As cybersecurity insurance premiums soar, companies may be forced to play a game of Russian roulette, taking the chance that they won’t be hit by a cyberattack.
The stakes are high: approximately 236,1-million ransomware attacks occurred globally in the first half of 2022 alone – in 2023, it’s predicted that close to 33-billion accounts will be breached costing the global economy $8-trillion.
In light of growing attacks cyber insurance premiums have been increasing exponentially making it difficult for companies to get the coverage they need. Globally, Q1 2022 saw cybersecurity insurance premiums rise by a massive 110% year on year. Q1 2023 saw an additional annual rise of 10%. An annual premium for coverage of $50-million could range anywhere from $100 000 to $500 000.
A slow-down of premium increases at the start of 2023 is good news for companies, but it also has a dark side; there will be more exclusions written into policies as underwriters get to grips with the risks in this fast changing and complex environment. Recently Lloyds of London created a stir when they suggested to 76 of their insurance syndicates to remove “nation-state-backed cyberattacks” from insurance policies by March 2023.
The NotPetya attack in 2017 was a huge driver behind Lloyds decision to implement the exclusionary clauses. The malicious data encryption tool inserted into a legitimate piece of software used by most of Ukraine’s financial and government institutions, spread via trusted networks, rather than widely over the internet. Therefore, it bypassed the processes put in place to prevent ransomware attacks, estimated losses experienced by commercial companies in the Ukraine network exceeded $10-billion.
Prevention has to be the key focus because mitigating the damage of attacks is almost impossible. To put this into perspective, NotPetya destroyed all end-user devices, including 49 000 laptops and the print capability of shipping and logistics giant Maersk. It also destroyed 1 000 of the company’s applications and 3 500 servers. The total cost of losses came in at $250-million.
In addition to tangible costs of a major data breach or cyberattack, companies now need to consider the cost of regulatory fines, legal settlements, reputational damage, and business interruption costs.

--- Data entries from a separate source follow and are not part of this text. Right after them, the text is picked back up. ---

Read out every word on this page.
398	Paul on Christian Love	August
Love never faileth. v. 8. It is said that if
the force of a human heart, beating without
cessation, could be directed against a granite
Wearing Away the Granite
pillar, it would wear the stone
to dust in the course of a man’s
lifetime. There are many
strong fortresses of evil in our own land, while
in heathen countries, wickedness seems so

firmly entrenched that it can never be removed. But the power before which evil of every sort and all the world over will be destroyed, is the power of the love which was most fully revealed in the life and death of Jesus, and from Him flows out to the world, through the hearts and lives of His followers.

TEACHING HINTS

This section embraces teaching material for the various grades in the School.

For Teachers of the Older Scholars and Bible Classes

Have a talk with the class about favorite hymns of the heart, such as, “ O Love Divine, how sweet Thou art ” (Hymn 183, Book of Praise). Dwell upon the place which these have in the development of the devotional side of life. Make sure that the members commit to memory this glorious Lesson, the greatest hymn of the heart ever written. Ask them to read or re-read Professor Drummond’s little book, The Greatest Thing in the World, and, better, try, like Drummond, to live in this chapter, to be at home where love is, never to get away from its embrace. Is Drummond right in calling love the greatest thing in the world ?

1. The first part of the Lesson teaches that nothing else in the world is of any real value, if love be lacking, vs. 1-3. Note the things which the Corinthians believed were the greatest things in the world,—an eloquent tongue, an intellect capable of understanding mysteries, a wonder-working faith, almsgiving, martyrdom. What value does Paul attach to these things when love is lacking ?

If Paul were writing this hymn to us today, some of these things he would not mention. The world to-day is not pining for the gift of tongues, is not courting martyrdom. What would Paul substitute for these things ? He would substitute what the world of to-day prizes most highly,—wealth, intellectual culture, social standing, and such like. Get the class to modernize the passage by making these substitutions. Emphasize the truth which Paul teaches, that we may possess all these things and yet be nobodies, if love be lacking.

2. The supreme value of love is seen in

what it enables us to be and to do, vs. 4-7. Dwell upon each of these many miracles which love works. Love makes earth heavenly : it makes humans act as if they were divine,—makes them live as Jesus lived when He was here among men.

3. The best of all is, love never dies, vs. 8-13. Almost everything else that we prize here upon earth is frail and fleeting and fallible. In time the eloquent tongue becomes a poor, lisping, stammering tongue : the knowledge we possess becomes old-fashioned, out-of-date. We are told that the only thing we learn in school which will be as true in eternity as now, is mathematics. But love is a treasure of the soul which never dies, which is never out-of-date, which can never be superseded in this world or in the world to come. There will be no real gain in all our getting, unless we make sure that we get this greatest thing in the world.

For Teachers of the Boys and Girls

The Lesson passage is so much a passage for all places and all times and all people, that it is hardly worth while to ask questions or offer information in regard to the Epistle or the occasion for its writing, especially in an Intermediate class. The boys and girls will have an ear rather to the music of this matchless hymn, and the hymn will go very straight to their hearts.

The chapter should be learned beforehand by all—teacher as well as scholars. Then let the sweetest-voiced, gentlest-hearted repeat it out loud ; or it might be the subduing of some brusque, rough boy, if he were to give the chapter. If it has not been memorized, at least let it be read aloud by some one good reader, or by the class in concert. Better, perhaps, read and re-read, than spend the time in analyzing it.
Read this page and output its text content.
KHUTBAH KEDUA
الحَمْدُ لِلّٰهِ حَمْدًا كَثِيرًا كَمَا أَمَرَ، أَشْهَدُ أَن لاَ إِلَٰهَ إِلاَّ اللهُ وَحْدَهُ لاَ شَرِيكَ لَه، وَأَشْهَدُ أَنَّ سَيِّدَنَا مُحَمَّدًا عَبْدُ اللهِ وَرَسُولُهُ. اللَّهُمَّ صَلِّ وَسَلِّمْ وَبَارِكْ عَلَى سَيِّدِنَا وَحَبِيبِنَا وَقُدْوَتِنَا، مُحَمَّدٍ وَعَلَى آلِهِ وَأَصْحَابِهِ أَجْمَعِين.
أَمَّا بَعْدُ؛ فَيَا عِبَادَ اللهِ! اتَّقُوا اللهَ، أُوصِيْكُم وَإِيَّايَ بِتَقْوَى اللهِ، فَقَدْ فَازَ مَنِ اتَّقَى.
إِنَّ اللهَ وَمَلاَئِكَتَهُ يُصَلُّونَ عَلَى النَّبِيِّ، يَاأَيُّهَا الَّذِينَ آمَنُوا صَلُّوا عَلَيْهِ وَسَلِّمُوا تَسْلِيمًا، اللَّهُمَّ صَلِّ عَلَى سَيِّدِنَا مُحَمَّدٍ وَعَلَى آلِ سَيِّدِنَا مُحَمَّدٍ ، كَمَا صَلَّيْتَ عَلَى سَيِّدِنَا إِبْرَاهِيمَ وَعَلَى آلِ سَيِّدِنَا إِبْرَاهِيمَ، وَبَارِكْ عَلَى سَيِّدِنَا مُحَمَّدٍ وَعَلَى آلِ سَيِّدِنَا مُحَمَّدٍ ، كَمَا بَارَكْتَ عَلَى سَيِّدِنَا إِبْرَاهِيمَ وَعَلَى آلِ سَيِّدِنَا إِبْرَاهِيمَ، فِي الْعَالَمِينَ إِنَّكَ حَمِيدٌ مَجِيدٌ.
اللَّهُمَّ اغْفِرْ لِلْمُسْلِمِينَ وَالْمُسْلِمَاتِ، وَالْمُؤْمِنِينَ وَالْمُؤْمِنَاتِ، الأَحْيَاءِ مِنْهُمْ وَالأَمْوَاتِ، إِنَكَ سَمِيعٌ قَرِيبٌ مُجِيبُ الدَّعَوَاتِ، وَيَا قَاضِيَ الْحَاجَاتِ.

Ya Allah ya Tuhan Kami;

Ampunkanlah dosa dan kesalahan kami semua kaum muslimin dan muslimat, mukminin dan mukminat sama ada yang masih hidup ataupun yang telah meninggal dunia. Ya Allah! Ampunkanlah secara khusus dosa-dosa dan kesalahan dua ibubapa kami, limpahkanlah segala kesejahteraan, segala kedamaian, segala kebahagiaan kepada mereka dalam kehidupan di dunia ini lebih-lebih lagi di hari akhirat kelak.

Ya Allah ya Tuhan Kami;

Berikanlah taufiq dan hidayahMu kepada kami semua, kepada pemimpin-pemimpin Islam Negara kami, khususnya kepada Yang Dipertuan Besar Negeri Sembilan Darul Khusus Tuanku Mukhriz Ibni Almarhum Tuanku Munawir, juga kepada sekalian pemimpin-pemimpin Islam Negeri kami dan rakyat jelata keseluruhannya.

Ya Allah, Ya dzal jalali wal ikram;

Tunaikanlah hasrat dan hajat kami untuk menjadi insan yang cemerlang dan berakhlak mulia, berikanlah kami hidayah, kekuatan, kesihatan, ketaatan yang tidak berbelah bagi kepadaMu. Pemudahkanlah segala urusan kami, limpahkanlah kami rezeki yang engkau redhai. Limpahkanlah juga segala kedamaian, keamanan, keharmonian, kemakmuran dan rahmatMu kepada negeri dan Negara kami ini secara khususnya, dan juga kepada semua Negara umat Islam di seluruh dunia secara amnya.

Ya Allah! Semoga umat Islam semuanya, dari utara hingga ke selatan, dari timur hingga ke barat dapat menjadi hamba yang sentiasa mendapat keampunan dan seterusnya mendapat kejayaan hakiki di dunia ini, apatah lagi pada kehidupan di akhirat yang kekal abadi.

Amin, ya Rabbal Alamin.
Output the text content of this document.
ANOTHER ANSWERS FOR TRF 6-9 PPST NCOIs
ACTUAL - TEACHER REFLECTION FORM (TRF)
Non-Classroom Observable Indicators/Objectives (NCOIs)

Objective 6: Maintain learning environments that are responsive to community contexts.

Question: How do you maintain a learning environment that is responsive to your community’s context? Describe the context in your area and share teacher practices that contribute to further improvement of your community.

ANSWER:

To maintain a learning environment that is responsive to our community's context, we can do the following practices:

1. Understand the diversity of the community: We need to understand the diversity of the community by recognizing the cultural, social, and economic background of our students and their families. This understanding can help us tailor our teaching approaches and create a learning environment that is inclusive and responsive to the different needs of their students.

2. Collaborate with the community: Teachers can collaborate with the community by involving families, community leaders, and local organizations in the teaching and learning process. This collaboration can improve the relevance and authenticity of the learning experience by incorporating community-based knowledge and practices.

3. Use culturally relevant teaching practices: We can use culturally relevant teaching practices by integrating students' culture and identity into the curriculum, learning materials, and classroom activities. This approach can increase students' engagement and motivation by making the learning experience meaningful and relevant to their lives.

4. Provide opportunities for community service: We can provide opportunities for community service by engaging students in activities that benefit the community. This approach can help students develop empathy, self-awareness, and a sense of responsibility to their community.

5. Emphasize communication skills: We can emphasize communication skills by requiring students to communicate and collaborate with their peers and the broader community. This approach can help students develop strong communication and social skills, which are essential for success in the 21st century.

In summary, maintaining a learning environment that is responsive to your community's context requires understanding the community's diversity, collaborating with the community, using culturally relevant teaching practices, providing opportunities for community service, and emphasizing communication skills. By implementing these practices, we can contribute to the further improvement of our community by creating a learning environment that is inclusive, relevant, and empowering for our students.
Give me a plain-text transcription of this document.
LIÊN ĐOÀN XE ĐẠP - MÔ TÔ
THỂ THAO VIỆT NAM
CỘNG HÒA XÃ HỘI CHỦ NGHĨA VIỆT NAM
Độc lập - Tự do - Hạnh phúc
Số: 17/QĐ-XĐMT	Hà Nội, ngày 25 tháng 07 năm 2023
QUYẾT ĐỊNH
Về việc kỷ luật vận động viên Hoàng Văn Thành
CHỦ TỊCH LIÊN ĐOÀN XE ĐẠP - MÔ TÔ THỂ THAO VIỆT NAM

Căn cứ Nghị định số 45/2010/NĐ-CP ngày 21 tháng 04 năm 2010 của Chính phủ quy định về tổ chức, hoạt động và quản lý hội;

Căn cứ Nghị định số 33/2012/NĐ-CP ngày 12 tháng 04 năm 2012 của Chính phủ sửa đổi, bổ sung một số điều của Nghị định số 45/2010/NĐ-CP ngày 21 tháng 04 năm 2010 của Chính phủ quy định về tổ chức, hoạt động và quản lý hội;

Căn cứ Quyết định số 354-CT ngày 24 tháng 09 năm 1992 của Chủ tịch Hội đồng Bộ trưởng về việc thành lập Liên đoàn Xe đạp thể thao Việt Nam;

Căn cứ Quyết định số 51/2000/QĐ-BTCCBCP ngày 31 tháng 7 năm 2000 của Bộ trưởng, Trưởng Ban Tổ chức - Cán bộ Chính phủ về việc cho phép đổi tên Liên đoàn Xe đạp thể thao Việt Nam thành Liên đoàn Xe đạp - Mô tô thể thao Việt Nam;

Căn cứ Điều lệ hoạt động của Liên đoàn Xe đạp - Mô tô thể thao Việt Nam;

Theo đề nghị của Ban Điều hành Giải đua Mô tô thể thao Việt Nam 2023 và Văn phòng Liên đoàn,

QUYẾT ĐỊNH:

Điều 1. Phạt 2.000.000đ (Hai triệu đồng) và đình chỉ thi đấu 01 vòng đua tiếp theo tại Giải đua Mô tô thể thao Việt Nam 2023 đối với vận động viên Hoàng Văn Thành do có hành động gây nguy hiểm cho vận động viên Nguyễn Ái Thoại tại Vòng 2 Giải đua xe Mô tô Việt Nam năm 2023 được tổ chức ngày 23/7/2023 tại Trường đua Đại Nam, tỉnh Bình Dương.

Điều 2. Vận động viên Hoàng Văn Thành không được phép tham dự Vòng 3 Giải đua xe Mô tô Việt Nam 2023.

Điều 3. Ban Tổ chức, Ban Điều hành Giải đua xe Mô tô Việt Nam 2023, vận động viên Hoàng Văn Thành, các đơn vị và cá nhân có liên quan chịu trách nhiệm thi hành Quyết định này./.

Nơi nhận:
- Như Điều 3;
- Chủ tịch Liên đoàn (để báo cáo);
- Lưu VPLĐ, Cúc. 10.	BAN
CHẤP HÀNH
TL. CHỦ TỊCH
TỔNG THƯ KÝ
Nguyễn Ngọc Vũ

Monica Oravcova, chief operating officer and co-founder of Naoris Protocol, says: “The NotPetya attack really highlighted the NotPetya attack really highlighted the vulnerability of ‘trusted’ networks, where no-one is validating the validators and ensuring the trust level of the network itself. This is a clear case of ‘eyes wide shut’ by some large multinational enterprises who left this attack vector open. New generation technology, such as a decentralised cybersecurity mesh architecture can prevent these kinds of attacks.
“This technology enforces trust across networks by turning all connected devices into validator nodes that check the security status of every other device in the network. Any detected anomalies or code manipulation will raise an alert within milliseconds potentially preventing the attack.”
The average cost of a data breach is $4,2-million and in the case of regulated industries, costs can be much higher. In finance and banking, the cost is estimated to be $210 per record with an average breach totalling 25 000 records, this translates into $10,725-million.
People are still the highest risk factor, with more than 90% of breaches facilitated by humans. Experts agree that by addressing the standard of cybersecurity awareness globally, breaches should come down and risk management should be easier to enforce.
Oravcova says: “Training must go beyond tick box compliance, motivated by regulatory and liability penalties, every member of staff needs to be able to recognise a malicious email. Many companies focus on technical improvement: ‘How can I make sure I have the best IT and detection systems in place?” but they don’t address the fact that the weakest links are their employees.
“The pandemic brought this into sharp focus as devices left the security of ring fenced networks. In essence the servers left the building and every device became a single point of failure.”
She adds that solutions need to be created in close collaboration between insurance companies, enterprises and cybersecurity firms, to work together in their respective areas to stop cyberattacks.